The Rivian R1T and R1S offer 11.1 cubic feet in the frunk alone, but Rivian went further with a feature unique to its design: the gear tunnel. This pass-through storage compartment runs between the cab and the bed on the R1T pickup. It adds another 11.6 cubic feet and is long enough to hold items like tent poles, skis, or fishing rods that won’t fit in normal storage.

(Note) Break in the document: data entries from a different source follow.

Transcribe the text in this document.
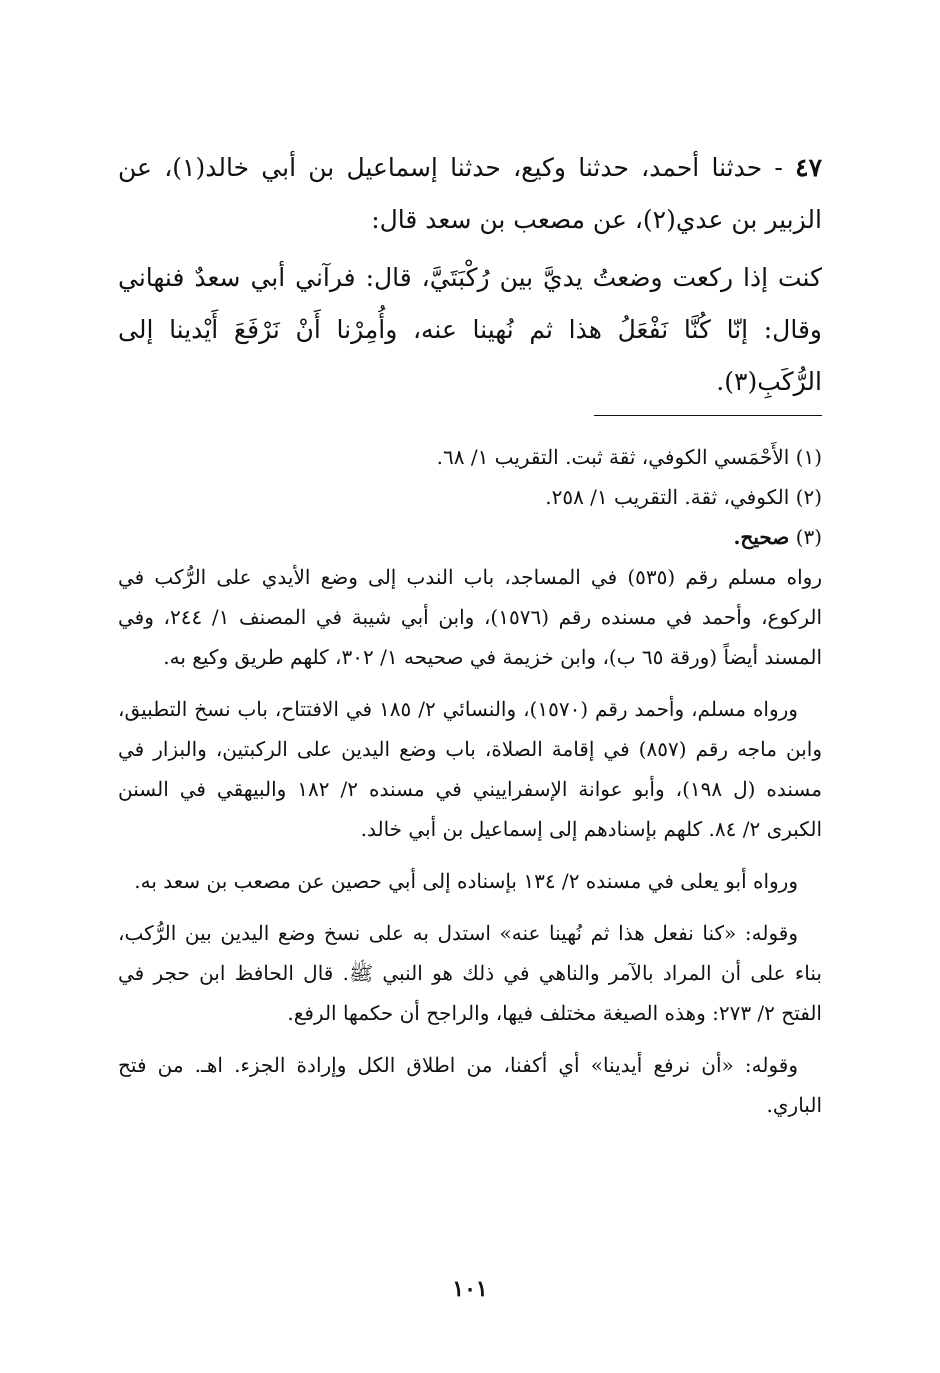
٤٧ - حدثنا أحمد، حدثنا وكيع، حدثنا إسماعيل بن أبي خالد(١)، عن الزبير بن عدي(٢)، عن مصعب بن سعد قال:

كنت إذا ركعت وضعتُ يديَّ بين رُكْبَتَيَّ، قال: فرآني أبي سعدٌ فنهاني وقال: إنّا كُنَّا نَفْعَلُ هذا ثم نُهينا عنه، وأُمِرْنا أَنْ نَرْفَعَ أَيْدينا إلى الرُّكَبِ(٣).

(١) الأَحْمَسي الكوفي، ثقة ثبت. التقريب ١/ ٦٨.

(٢) الكوفي، ثقة. التقريب ١/ ٢٥٨.

(٣) صحيح.

رواه مسلم رقم (٥٣٥) في المساجد، باب الندب إلى وضع الأيدي على الرُّكب في الركوع، وأحمد في مسنده رقم (١٥٧٦)، وابن أبي شيبة في المصنف ١/ ٢٤٤، وفي المسند أيضاً (ورقة ٦٥ ب)، وابن خزيمة في صحيحه ١/ ٣٠٢، كلهم طريق وكيع به.

ورواه مسلم، وأحمد رقم (١٥٧٠)، والنسائي ٢/ ١٨٥ في الافتتاح، باب نسخ التطبيق، وابن ماجه رقم (٨٥٧) في إقامة الصلاة، باب وضع اليدين على الركبتين، والبزار في مسنده (ل ١٩٨)، وأبو عوانة الإسفراييني في مسنده ٢/ ١٨٢ والبيهقي في السنن الكبرى ٢/ ٨٤. كلهم بإسنادهم إلى إسماعيل بن أبي خالد.

ورواه أبو يعلى في مسنده ٢/ ١٣٤ بإسناده إلى أبي حصين عن مصعب بن سعد به.

وقوله: «كنا نفعل هذا ثم نُهينا عنه» استدل به على نسخ وضع اليدين بين الرُّكب، بناء على أن المراد بالآمر والناهي في ذلك هو النبي ﷺ. قال الحافظ ابن حجر في الفتح ٢/ ٢٧٣: وهذه الصيغة مختلف فيها، والراجح أن حكمها الرفع.

وقوله: «أن نرفع أيدينا» أي أكفنا، من اطلاق الكل وإرادة الجزء. اهـ. من فتح الباري.

١٠١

Combined, the Rivian R1T has more hidden storage than almost anything else on the road. For people who spend time outdoors and need to carry gear, it’s a genuinely clever design.
The Chevrolet Silverado EV eTrunk

Chevy calls its frunk the eTrunk, and it offers 10.7 cubic feet of space with a flat floor. That flat floor is a practical detail. Frunks with curved or uneven floors can make it hard to pack things neatly. The Silverado EV’s flat design means a standard-size suitcase fits in without tilting or wedging.
Best frunk on a car (not a truck)


The GMC Hummer EV has a frunk, but its real party trick is the removable roof panels. The frunk is modest compared to the Lightning or Rivian, but the Hummer more than makes up for it with a unique feature called Crab Walk, a frunk that can store the roof panels when removed, and a cavernous interior.
Do you actually use a frunk?
Ask any EV owner who has one, and the answer is almost always yes. The frunk becomes the spot for jumper cables, a first aid kit, grocery bags, or anything else you want quick access to without opening the main trunk. In trucks, it’s the dry, lockable alternative to leaving tools in the bed.
The frunk is one of those features that sounds like a novelty until you have one. Then it just becomes part of how you use the car. If you’re shopping for an EV and storage matters to you, it’s worth checking the frunk size the same way you’d check trunk or cargo space.